The book of a hundred crosswords would be soothing and non-taxing to a Times 2 puzzle aficionado, the lack of oxygen would slow me down and anyway all the answers were in the back if I got stuck.

But if my husband had envisaged an uninterrupted viewing of The Legend of Zorro, he was to be disappointed. I spent the whole of the flight checking the back of the book, gasping in frustration, plucking at his sleeve and muttering: “I don’t believe it!” The clues were loose at best, and the definitions plain wrong most of the time. Instead of whiling away the time happily, I grew more and more exasperated.

It’s only a puzzle book? Be worried. Be very, very worried. It’s probably symptomatic of our increasing laziness in the way we handle language. And that can have repercussions. Take Tiger Woods, who landed himself in big trouble because he was reported to have said: “As soon as I got on the green, I was a spaz.” The disability lobby, rightly, jumped on him for that, and he apologised.

I can sympathise with Tiger, though. I suspect that he used the phrase without a thought for the origin, in much the same way we use a dead metaphor like “the leg of the table” without truly registering it.

In one respect, Woods’s metaphor could be seen as a hopeful sign. It was said without malice, and probably out of naivety. It perhaps shows that the word has lost its power in common use. We invest words with power when we see them as taboo. The stand-up comedian Lenny Bruce understood this and his blanket use of expletives was designed to defuse them, to make them commonplace and to strip them of their power.

To a lesser extent, Billy Connolly’s act also derives its impact from the use of taboo words. Continual use will make them less sensational and rob them of their ability to move people - and then he’s going to need some new material. Defusing taboo words can be seen as a good thing. It’s a difficult path to tread, as Lenny Bruce found to his cost. But making a deliberate, sustained attempt to rinse clean dirty words is not the same as using language that is hurtful through laziness or sloppiness.

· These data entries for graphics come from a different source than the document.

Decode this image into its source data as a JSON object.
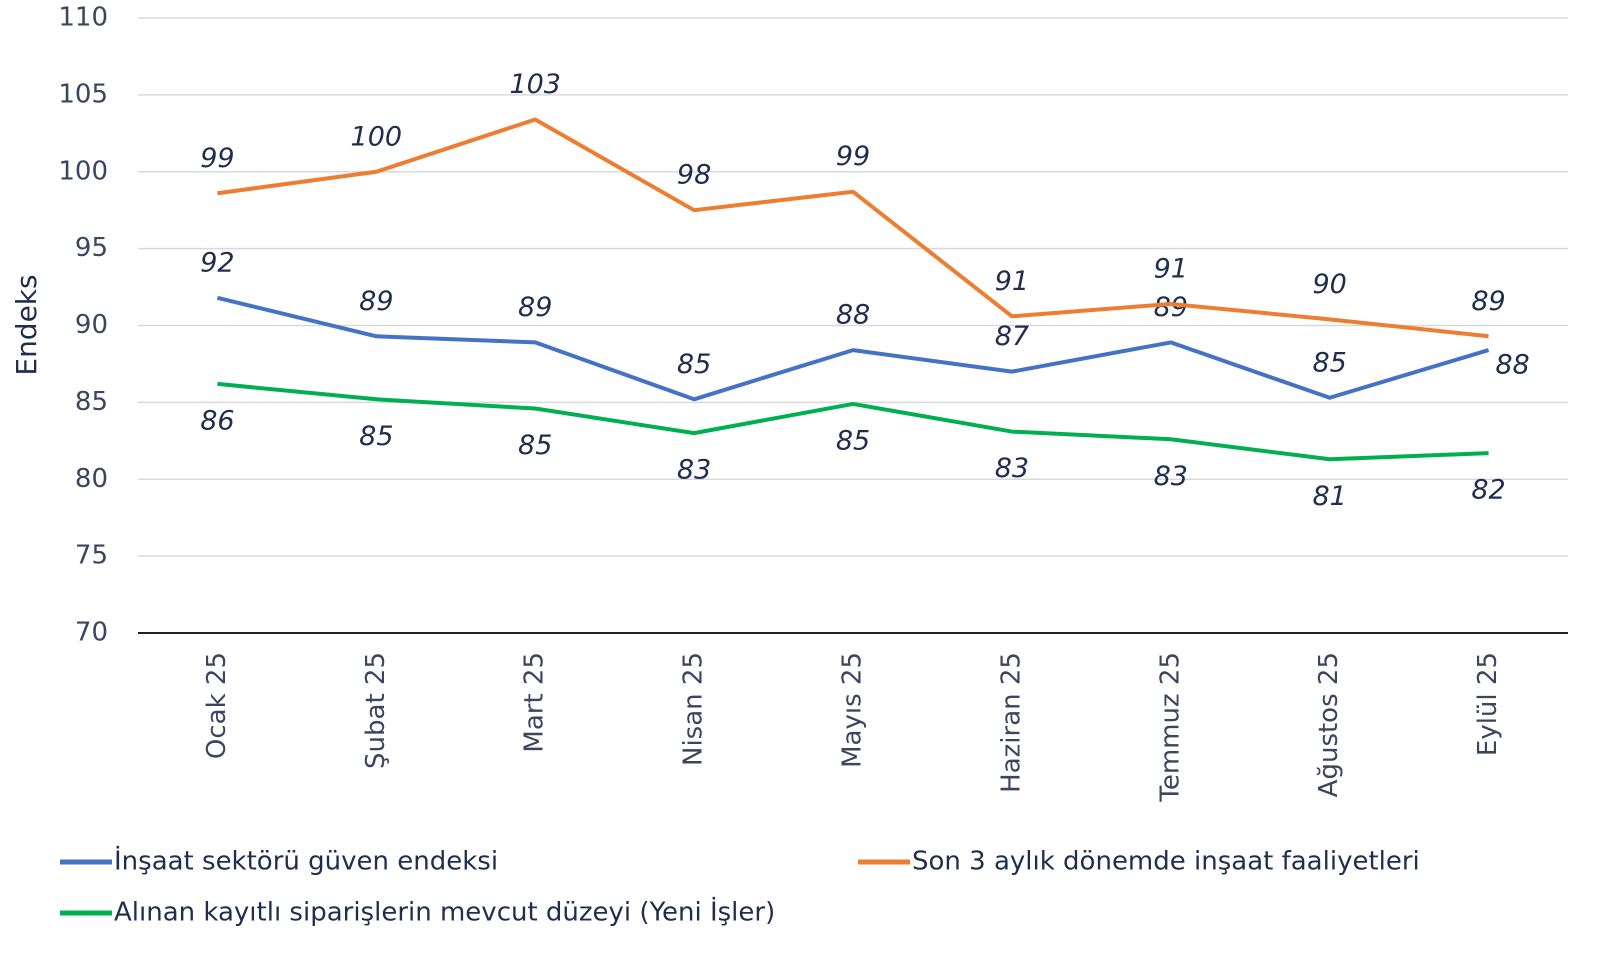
{
  "chart_data": {
    "type": "line",
    "y_label": "Endeks",
    "categories": [
      "Ocak 25",
      "Şubat 25",
      "Mart 25",
      "Nisan 25",
      "Mayıs 25",
      "Haziran 25",
      "Temmuz 25",
      "Ağustos 25",
      "Eylül 25"
    ],
    "series": [
      {
        "name": "İnşaat sektörü güven endeksi",
        "color": "#4472c4",
        "values": [
          91.8,
          89.3,
          88.9,
          85.2,
          88.4,
          87.0,
          88.9,
          85.3,
          88.4
        ],
        "value_labels": [
          "92",
          "89",
          "89",
          "85",
          "88",
          "87",
          "89",
          "85",
          "88"
        ]
      },
      {
        "name": "Son 3 aylık dönemde inşaat faaliyetleri",
        "color": "#ed7d31",
        "values": [
          98.6,
          100.0,
          103.4,
          97.5,
          98.7,
          90.6,
          91.4,
          90.4,
          89.3
        ],
        "value_labels": [
          "99",
          "100",
          "103",
          "98",
          "99",
          "91",
          "91",
          "90",
          "89"
        ]
      },
      {
        "name": "Alınan kayıtlı siparişlerin mevcut düzeyi (Yeni İşler)",
        "color": "#00b050",
        "values": [
          86.2,
          85.2,
          84.6,
          83.0,
          84.9,
          83.1,
          82.6,
          81.3,
          81.7
        ],
        "value_labels": [
          "86",
          "85",
          "85",
          "83",
          "85",
          "83",
          "83",
          "81",
          "82"
        ]
      }
    ],
    "ylim": [
      70,
      110
    ],
    "yticks": [
      70,
      75,
      80,
      85,
      90,
      95,
      100,
      105,
      110
    ],
    "grid": true
  }
}
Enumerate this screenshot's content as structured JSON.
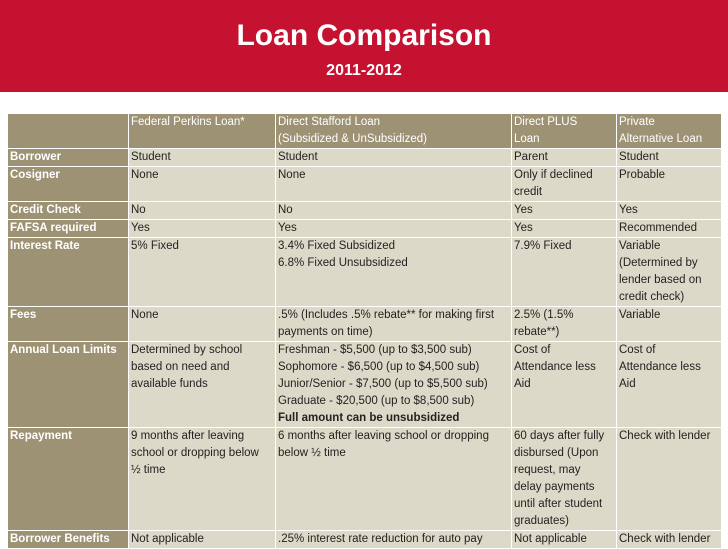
{
  "title": "Loan Comparison",
  "subtitle": "2011-2012",
  "columns": [
    [
      "Federal Perkins Loan*"
    ],
    [
      "Direct Stafford Loan",
      "(Subsidized & UnSubsidized)"
    ],
    [
      "Direct PLUS",
      "Loan"
    ],
    [
      "Private",
      "Alternative Loan"
    ]
  ],
  "rows": [
    {
      "label": "Borrower",
      "cells": [
        [
          "Student"
        ],
        [
          "Student"
        ],
        [
          "Parent"
        ],
        [
          "Student"
        ]
      ]
    },
    {
      "label": "Cosigner",
      "cells": [
        [
          "None"
        ],
        [
          "None"
        ],
        [
          "Only if declined",
          "credit"
        ],
        [
          "Probable"
        ]
      ]
    },
    {
      "label": "Credit Check",
      "cells": [
        [
          "No"
        ],
        [
          "No"
        ],
        [
          "Yes"
        ],
        [
          "Yes"
        ]
      ]
    },
    {
      "label": "FAFSA required",
      "cells": [
        [
          "Yes"
        ],
        [
          "Yes"
        ],
        [
          "Yes"
        ],
        [
          "Recommended"
        ]
      ]
    },
    {
      "label": "Interest Rate",
      "cells": [
        [
          "5% Fixed"
        ],
        [
          "3.4% Fixed Subsidized",
          "6.8% Fixed Unsubsidized"
        ],
        [
          "7.9% Fixed"
        ],
        [
          "Variable",
          "(Determined by",
          "lender based on",
          "credit check)"
        ]
      ]
    },
    {
      "label": "Fees",
      "cells": [
        [
          "None"
        ],
        [
          ".5% (Includes .5% rebate** for making first",
          "payments on time)"
        ],
        [
          "2.5% (1.5%",
          "rebate**)"
        ],
        [
          "Variable"
        ]
      ]
    },
    {
      "label": "Annual Loan Limits",
      "cells": [
        [
          "Determined by school",
          "based on need and",
          "available funds"
        ],
        [
          "Freshman - $5,500 (up to $3,500 sub)",
          "Sophomore - $6,500 (up to $4,500 sub)",
          "Junior/Senior - $7,500 (up to $5,500 sub)",
          "Graduate - $20,500 (up to $8,500 sub)"
        ],
        [
          "Cost of",
          "Attendance less",
          "Aid"
        ],
        [
          "Cost of",
          "Attendance less",
          "Aid"
        ]
      ],
      "note": "Full amount can be unsubsidized"
    },
    {
      "label": "Repayment",
      "cells": [
        [
          "9 months after leaving",
          "school or dropping below",
          "½ time"
        ],
        [
          "6 months after leaving school or dropping",
          "below ½ time"
        ],
        [
          "60 days after fully",
          "disbursed (Upon",
          "request, may",
          "delay payments",
          "until after student",
          "graduates)"
        ],
        [
          "Check with lender"
        ]
      ]
    },
    {
      "label": "Borrower Benefits",
      "cells": [
        [
          "Not applicable"
        ],
        [
          ".25% interest rate reduction for auto pay"
        ],
        [
          "Not applicable"
        ],
        [
          "Check with lender"
        ]
      ]
    }
  ]
}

Back at college, I was discussing with my class how the writings of schizophrenics seem to possess similar language qualities to poetry. I noticed one of my learners looking fidgety. Working in mental health, she pointed out that it’s important we don’t label people by their condition. I knew that - I knew that it was improper to call someone a diabetic, for example, when it is simply someone who suffers from diabetes - but I slipped up here. I had labelled those who suffer from schizophrenia by their condition.

We had an interesting class discussion about political correctness and language use. Most of my HNCs were new to this line of thought, but they were gradually persuaded that language shapes our world and our perceptions.

And me? I’m reassured to find that, apart from bumper crossword books, it seems we still care about language and its use. As the Bee Gees sang, it’s only words - but words are all we have.

Dr Carol Gow lectures at Dundee College.